3.6. Partition Management
PicketLink has been designed from the ground up to support a system of partitioning, allowing the identity objects it manages to be separated into logical groupings. Partitions may be used to split identities into separate realms, allowing an application to serve multiple organisations (for example in a SaaS architecture) or to support a multi-tier application allowing each tier to define its own set of identity objects (such as groups or roles). PicketLink's architecture also allows you to define your own custom partition types, allowing more complex use cases to be supported.
The
PartitionManager interface provides the following methods for managing partitions:
public interface PartitionManager extends Serializable { <T extends Partition> T getPartition(Class<T> partitionClass, String name); <T extends Partition> List<T> getPartitions(Class<T> partitionClass); <T extends Partition> T lookupById(final Class<T> partitionClass, String id); void add(Partition partition); void add(Partition partition, String configurationName); void update(Partition partition); void remove(Partition partition); }
To create a new
Partition object you may use either of the add() methods. If a configurationName parameter value isn't provided (see Chapter 7, Identity Management - Configuration for more information), then the newly created Partition will use the default configuration.
// Create a new Realm partition called "acme" partitionManager.add(new Realm("acme"));
// Create a new Tier partition called "sales" using the named configuration "companyAD" partitionManager.add(new Tier("sales"), "companyAD");
Each new
Partition object created will be automatically assigned a unique identifier value, which can be accessed via its getId() method:
Realm realm = new Realm("acme"); partitionManager.add(realm); String partitionId = realm.getId();
Partitions may be retrieved using either their name or their unique identifier value. Both methods require the exact partition class to be provided as a parameter:
Realm realm = partitionManager.getPartition(Realm.class, "acme"); Tier tier = partitionManager.lookupById(Tier.class, tierId);
It is also possible to retrieve all partitions for a given partition class. In this case you can retrieve all partitions for a given type or all of them:
List<Realm> realms = partitionManager.getPartitions(Realm.class); List<Partition> allPartitions = partitionManager.getPartitions(Partition.class);
Since
Partition objects all implement the AttributedType interface, it is also possible to set arbitrary attribute values:
realm.setAttribute(new Attribute<Date>("created", new Date()));
After making changes to an existing
Partition object, the update() method may be used to persist those changes:
partitionManager.update(realm);
A
Partition object may also be removed with the remove() method:
Warning
Removing a
Partition object is permanent, and will also remove all identity objects that exist within that partition!

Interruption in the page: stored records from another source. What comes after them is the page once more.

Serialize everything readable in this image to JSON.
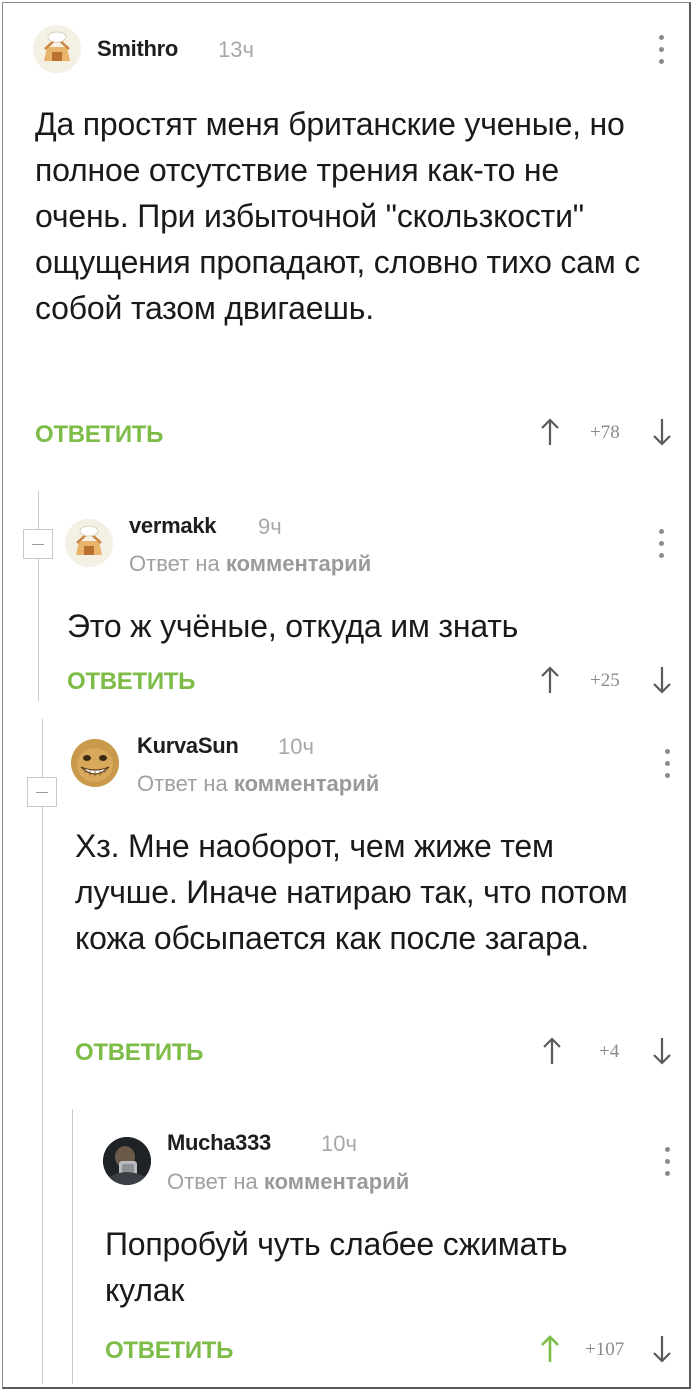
{
  "comments": [
    {
      "author": "Smithro",
      "time": "13ч",
      "text": "Да простят меня британские ученые, но полное отсутствие трения как-то не очень. При избыточной \"скользкости\" ощущения пропадают, словно тихо сам с собой тазом двигаешь.",
      "reply_label": "ОТВЕТИТЬ",
      "score": "+78",
      "avatar": "default-avatar-icon"
    },
    {
      "author": "vermakk",
      "time": "9ч",
      "reply_prefix": "Ответ на",
      "reply_target": "комментарий",
      "text": "Это ж учёные, откуда им знать",
      "reply_label": "ОТВЕТИТЬ",
      "score": "+25",
      "avatar": "default-avatar-icon"
    },
    {
      "author": "KurvaSun",
      "time": "10ч",
      "reply_prefix": "Ответ на",
      "reply_target": "комментарий",
      "text": "Хз. Мне наоборот, чем жиже тем лучше. Иначе натираю так, что потом кожа обсыпается как после загара.",
      "reply_label": "ОТВЕТИТЬ",
      "score": "+4",
      "avatar": "grinning-face-avatar"
    },
    {
      "author": "Mucha333",
      "time": "10ч",
      "reply_prefix": "Ответ на",
      "reply_target": "комментарий",
      "text": "Попробуй чуть слабее сжимать кулак",
      "reply_label": "ОТВЕТИТЬ",
      "score": "+107",
      "avatar": "photo-avatar",
      "upvoted": true
    }
  ],
  "colors": {
    "accent_green": "#7cbc47",
    "muted_gray": "#a8a8a8",
    "text": "#1a1a1a",
    "thread_line": "#c9c9c9"
  }
}
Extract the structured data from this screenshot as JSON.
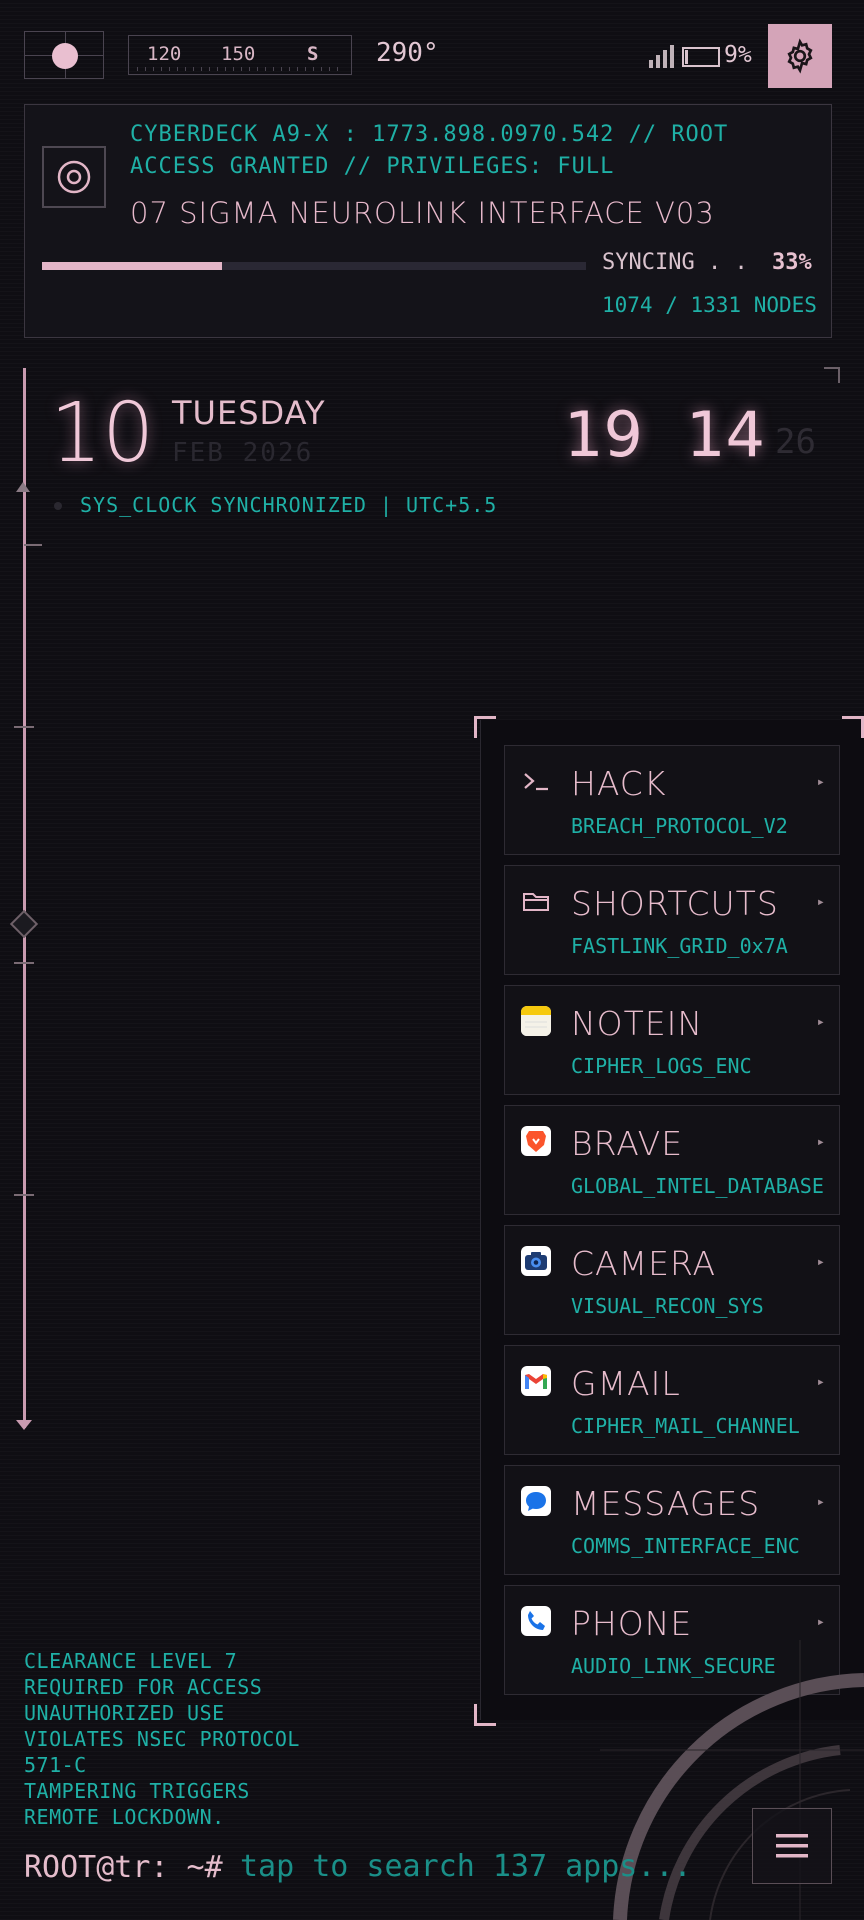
{
  "status_bar": {
    "ruler_labels": [
      "120",
      "150",
      "S"
    ],
    "heading": "290°",
    "battery_pct": "9%",
    "battery_level": 0.09,
    "settings_icon": "gear-icon",
    "signal_icon": "signal-icon"
  },
  "header": {
    "line1": "CYBERDECK A9-X : 1773.898.0970.542 // ROOT",
    "line2": "ACCESS GRANTED // PRIVILEGES: FULL",
    "title": "07 SIGMA NEUROLINK INTERFACE V03",
    "sync_label": "SYNCING . .",
    "sync_pct": "33%",
    "sync_fraction": 0.33,
    "nodes": "1074 / 1331 NODES"
  },
  "datetime": {
    "day": "10",
    "weekday": "TUESDAY",
    "month_year": "FEB 2026",
    "hour": "19",
    "minute": "14",
    "second": "26",
    "status": "SYS_CLOCK SYNCHRONIZED | UTC+5.5"
  },
  "apps": [
    {
      "name": "HACK",
      "sub": "BREACH_PROTOCOL_V2",
      "icon": "terminal-icon",
      "id": "hack"
    },
    {
      "name": "SHORTCUTS",
      "sub": "FASTLINK_GRID_0x7A",
      "icon": "folder-icon",
      "id": "shortcuts"
    },
    {
      "name": "NOTEIN",
      "sub": "CIPHER_LOGS_ENC",
      "icon": "notes-icon",
      "id": "notein"
    },
    {
      "name": "BRAVE",
      "sub": "GLOBAL_INTEL_DATABASE",
      "icon": "brave-icon",
      "id": "brave"
    },
    {
      "name": "CAMERA",
      "sub": "VISUAL_RECON_SYS",
      "icon": "camera-icon",
      "id": "camera"
    },
    {
      "name": "GMAIL",
      "sub": "CIPHER_MAIL_CHANNEL",
      "icon": "gmail-icon",
      "id": "gmail"
    },
    {
      "name": "MESSAGES",
      "sub": "COMMS_INTERFACE_ENC",
      "icon": "messages-icon",
      "id": "messages"
    },
    {
      "name": "PHONE",
      "sub": "AUDIO_LINK_SECURE",
      "icon": "phone-icon",
      "id": "phone"
    }
  ],
  "warning": [
    "CLEARANCE LEVEL 7",
    "REQUIRED FOR ACCESS",
    "UNAUTHORIZED USE",
    "VIOLATES NSEC PROTOCOL",
    "571-C",
    "TAMPERING TRIGGERS",
    "REMOTE LOCKDOWN."
  ],
  "terminal": {
    "prompt": "ROOT@tr: ~#",
    "placeholder": "tap to search 137 apps...",
    "menu_icon": "hamburger-icon"
  },
  "colors": {
    "accent_pink": "#e4b6c8",
    "accent_teal": "#1fb0a6",
    "background": "#0f0e13"
  }
}
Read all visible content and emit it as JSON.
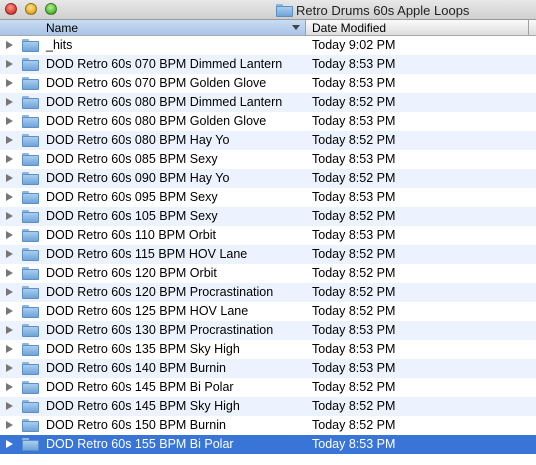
{
  "window": {
    "title": "Retro Drums 60s Apple Loops",
    "title_icon": "folder-icon"
  },
  "columns": {
    "name": "Name",
    "date_modified": "Date Modified"
  },
  "items": [
    {
      "name": "_hits",
      "date": "Today 9:02 PM"
    },
    {
      "name": "DOD Retro 60s 070 BPM Dimmed Lantern",
      "date": "Today 8:53 PM"
    },
    {
      "name": "DOD Retro 60s 070 BPM Golden Glove",
      "date": "Today 8:53 PM"
    },
    {
      "name": "DOD Retro 60s 080 BPM Dimmed Lantern",
      "date": "Today 8:52 PM"
    },
    {
      "name": "DOD Retro 60s 080 BPM Golden Glove",
      "date": "Today 8:53 PM"
    },
    {
      "name": "DOD Retro 60s 080 BPM Hay Yo",
      "date": "Today 8:52 PM"
    },
    {
      "name": "DOD Retro 60s 085 BPM Sexy",
      "date": "Today 8:53 PM"
    },
    {
      "name": "DOD Retro 60s 090 BPM Hay Yo",
      "date": "Today 8:52 PM"
    },
    {
      "name": "DOD Retro 60s 095 BPM Sexy",
      "date": "Today 8:53 PM"
    },
    {
      "name": "DOD Retro 60s 105 BPM Sexy",
      "date": "Today 8:52 PM"
    },
    {
      "name": "DOD Retro 60s 110 BPM Orbit",
      "date": "Today 8:53 PM"
    },
    {
      "name": "DOD Retro 60s 115 BPM HOV Lane",
      "date": "Today 8:52 PM"
    },
    {
      "name": "DOD Retro 60s 120 BPM Orbit",
      "date": "Today 8:52 PM"
    },
    {
      "name": "DOD Retro 60s 120 BPM Procrastination",
      "date": "Today 8:52 PM"
    },
    {
      "name": "DOD Retro 60s 125 BPM HOV Lane",
      "date": "Today 8:52 PM"
    },
    {
      "name": "DOD Retro 60s 130 BPM Procrastination",
      "date": "Today 8:53 PM"
    },
    {
      "name": "DOD Retro 60s 135 BPM Sky High",
      "date": "Today 8:53 PM"
    },
    {
      "name": "DOD Retro 60s 140 BPM Burnin",
      "date": "Today 8:53 PM"
    },
    {
      "name": "DOD Retro 60s 145 BPM Bi Polar",
      "date": "Today 8:52 PM"
    },
    {
      "name": "DOD Retro 60s 145 BPM Sky High",
      "date": "Today 8:52 PM"
    },
    {
      "name": "DOD Retro 60s 150 BPM Burnin",
      "date": "Today 8:52 PM"
    },
    {
      "name": "DOD Retro 60s 155 BPM Bi Polar",
      "date": "Today 8:53 PM",
      "selected": true
    }
  ],
  "colors": {
    "selection": "#3875d7",
    "alternate_row": "#edf3fe",
    "folder": "#8fbbe6"
  }
}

partitionManager.remove(realm);
3.6.1. Creating Custom Partitions
Creating a custom partition type is extremely simple. PicketLink provides an abstract base class called
AbstractPartition (see above) which makes creating a custom partition class a trivial exercise - simply extend the AbstractPartition class and then add any additional property getter/setter methods that you might require. Let's take a look at the built-in Realm class to see how little code it requires to create a custom partition:
@IdentityPartition(supportedTypes = {IdentityType.class}) public class Realm extends AbstractPartition { public Realm() { super(null); } public Realm(String name) { super(name); } }
The
@IdentityPartition annotation must be present on the partition class - the supportedTypes member is used to configure which identity types may be stored in this partition. Any identity object (or subclass) specified by supportedTypes is valid. There is also a unsupportedTypes member which may be used to specify identity types which may not be stored in the partition. This value can be used to trim unsupported classes (and their subclasses) off the supportedTypes.